Lack of adenosine- and AMP-promoted second messenger signaling in GPR80-expressing HEK293 cells. HEK293 cells were transiently transfected with empty vector or pcDNA3-HA-GPR80, and analyzed for cell surface expression and receptor activity. A) Quantitation of cell surface expression of HA-tagged GPR80 by RIA. B) Quantitation of [³H]inositol phosphate accumulation in empty vector- and GPR80-transfected HEK293 cells in response to the indicated agents. C) Quantitation of [³H]cyclic AMP accumulation in empty vector- and GPR80-transfected cells in response to the indicated agents. Data shown are the mean from triplicate assays from three separate experiments.

Figure 4

GPR80 is activated by α-ketoglutarate, a citric acid cycle intermediate. CHO and HEK293 cells expressing GPR80 were challenged with α-ketoglutarate and [³H]inositol phosphate accumulation was measured. Data shown are the mean from triplicate assays from three separate experiments.

Figure 5

Pre-incubation of COS-7 cells expressing GPR80 with glutamate dehydrogenase decreases basal accumulation of inositol phosphates.

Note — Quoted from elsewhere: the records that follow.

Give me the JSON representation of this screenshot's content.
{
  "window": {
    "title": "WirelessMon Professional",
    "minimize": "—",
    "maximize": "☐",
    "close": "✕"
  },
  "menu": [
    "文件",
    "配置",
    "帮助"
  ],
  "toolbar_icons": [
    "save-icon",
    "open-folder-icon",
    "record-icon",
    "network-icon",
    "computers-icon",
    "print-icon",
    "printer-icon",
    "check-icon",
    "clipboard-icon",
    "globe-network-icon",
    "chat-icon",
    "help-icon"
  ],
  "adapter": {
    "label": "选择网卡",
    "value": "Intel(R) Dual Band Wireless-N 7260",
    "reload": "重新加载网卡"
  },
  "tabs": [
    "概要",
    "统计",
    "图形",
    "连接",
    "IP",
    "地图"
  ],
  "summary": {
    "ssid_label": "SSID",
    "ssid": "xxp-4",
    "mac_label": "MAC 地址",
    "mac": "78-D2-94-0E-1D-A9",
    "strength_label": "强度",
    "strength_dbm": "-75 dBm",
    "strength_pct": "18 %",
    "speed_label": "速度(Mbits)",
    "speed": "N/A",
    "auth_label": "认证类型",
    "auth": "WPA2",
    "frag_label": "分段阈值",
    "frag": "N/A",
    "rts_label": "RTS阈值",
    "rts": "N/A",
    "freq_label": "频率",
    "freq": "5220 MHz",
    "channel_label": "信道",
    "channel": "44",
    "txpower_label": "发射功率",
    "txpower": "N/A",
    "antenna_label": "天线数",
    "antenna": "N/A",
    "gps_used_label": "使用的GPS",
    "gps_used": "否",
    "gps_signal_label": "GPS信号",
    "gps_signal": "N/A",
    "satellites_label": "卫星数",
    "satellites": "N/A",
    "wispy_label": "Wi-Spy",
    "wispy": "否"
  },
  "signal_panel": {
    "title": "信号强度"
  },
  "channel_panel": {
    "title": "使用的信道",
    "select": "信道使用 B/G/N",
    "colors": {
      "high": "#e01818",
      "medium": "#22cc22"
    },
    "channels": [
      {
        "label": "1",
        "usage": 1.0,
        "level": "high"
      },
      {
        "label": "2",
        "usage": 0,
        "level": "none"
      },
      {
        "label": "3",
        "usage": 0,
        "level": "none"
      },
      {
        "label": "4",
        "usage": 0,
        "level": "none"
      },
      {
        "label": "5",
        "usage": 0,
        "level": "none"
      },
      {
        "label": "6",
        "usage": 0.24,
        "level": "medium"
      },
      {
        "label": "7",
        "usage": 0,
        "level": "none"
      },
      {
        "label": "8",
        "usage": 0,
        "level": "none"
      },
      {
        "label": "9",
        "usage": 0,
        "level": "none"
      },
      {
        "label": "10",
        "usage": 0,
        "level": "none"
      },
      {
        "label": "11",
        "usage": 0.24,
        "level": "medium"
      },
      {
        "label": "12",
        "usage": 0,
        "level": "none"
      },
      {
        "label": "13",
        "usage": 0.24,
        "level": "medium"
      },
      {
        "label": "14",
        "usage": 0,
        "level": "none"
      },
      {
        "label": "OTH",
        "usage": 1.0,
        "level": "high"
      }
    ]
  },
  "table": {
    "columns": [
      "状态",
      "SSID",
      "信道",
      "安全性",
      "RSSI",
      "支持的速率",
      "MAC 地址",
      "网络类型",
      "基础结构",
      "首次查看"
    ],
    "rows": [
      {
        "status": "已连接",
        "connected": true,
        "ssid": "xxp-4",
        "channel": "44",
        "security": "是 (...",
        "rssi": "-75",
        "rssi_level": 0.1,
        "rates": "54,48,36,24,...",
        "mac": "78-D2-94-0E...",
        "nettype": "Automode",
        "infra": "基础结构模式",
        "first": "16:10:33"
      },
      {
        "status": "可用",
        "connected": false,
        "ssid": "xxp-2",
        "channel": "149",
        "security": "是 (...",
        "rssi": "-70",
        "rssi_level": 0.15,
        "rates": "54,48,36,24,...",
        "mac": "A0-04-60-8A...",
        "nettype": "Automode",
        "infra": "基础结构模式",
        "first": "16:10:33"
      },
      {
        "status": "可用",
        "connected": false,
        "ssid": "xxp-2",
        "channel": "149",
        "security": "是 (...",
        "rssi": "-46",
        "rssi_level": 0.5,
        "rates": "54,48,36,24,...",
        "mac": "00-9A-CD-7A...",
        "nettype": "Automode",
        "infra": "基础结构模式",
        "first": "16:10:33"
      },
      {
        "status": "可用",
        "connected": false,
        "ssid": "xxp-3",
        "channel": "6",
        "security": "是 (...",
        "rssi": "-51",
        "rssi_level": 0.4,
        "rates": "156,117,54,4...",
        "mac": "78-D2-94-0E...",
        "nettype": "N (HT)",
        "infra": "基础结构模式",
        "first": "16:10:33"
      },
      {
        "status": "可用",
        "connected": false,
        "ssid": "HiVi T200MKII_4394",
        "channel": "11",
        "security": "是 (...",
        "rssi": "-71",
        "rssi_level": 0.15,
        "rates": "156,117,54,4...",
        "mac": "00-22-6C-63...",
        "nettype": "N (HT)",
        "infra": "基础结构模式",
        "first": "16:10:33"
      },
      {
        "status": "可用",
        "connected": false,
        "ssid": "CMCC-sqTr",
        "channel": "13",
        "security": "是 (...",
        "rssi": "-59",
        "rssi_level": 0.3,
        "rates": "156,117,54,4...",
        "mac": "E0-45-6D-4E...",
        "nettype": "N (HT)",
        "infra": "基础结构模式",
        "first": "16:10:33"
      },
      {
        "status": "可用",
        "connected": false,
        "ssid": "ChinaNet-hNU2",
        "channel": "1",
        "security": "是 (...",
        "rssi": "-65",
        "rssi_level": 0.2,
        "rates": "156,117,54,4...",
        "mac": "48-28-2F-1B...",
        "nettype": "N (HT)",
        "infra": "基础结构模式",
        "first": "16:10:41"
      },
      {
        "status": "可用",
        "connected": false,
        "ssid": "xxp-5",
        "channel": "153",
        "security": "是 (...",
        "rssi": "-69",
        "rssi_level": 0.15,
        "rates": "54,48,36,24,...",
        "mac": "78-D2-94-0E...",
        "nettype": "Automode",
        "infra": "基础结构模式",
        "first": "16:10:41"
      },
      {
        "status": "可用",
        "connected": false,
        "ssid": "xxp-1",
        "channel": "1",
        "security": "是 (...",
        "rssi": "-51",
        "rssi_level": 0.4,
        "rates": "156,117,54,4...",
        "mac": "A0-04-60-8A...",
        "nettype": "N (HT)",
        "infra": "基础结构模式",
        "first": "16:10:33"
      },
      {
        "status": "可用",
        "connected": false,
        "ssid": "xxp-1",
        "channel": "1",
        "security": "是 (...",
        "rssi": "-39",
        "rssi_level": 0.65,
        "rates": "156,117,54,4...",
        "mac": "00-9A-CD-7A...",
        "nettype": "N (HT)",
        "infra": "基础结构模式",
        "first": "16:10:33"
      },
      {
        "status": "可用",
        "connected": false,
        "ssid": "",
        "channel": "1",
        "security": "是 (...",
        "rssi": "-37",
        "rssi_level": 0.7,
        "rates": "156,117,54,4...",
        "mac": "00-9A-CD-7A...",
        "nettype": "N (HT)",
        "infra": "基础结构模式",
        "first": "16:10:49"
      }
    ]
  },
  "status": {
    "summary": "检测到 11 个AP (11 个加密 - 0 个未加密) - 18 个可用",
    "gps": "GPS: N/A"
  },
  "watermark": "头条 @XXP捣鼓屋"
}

Transfected COS-7 cells labeled overnight with myo-[³H]inositol were pre-incubated for 60 min with 50 µl PBS, reaction buffer (RB; NADH 135 µM, NH₄Cl 200 µM, EDTA 85 µM, and ADP 100 µM, final concentration), or reaction buffer plus GluDH. Accumulation assays in the absence of added agonist were initiated by adding LiCl (10 mM final) and allowed to proceed for 30 min. Data shown are the mean from triplicate assays from three separate experiments. ^*P < 0.05 (reaction buffer +GluDH versus PBS and reaction buffer +GluDH versus reaction buffer alone, unpaired t-test).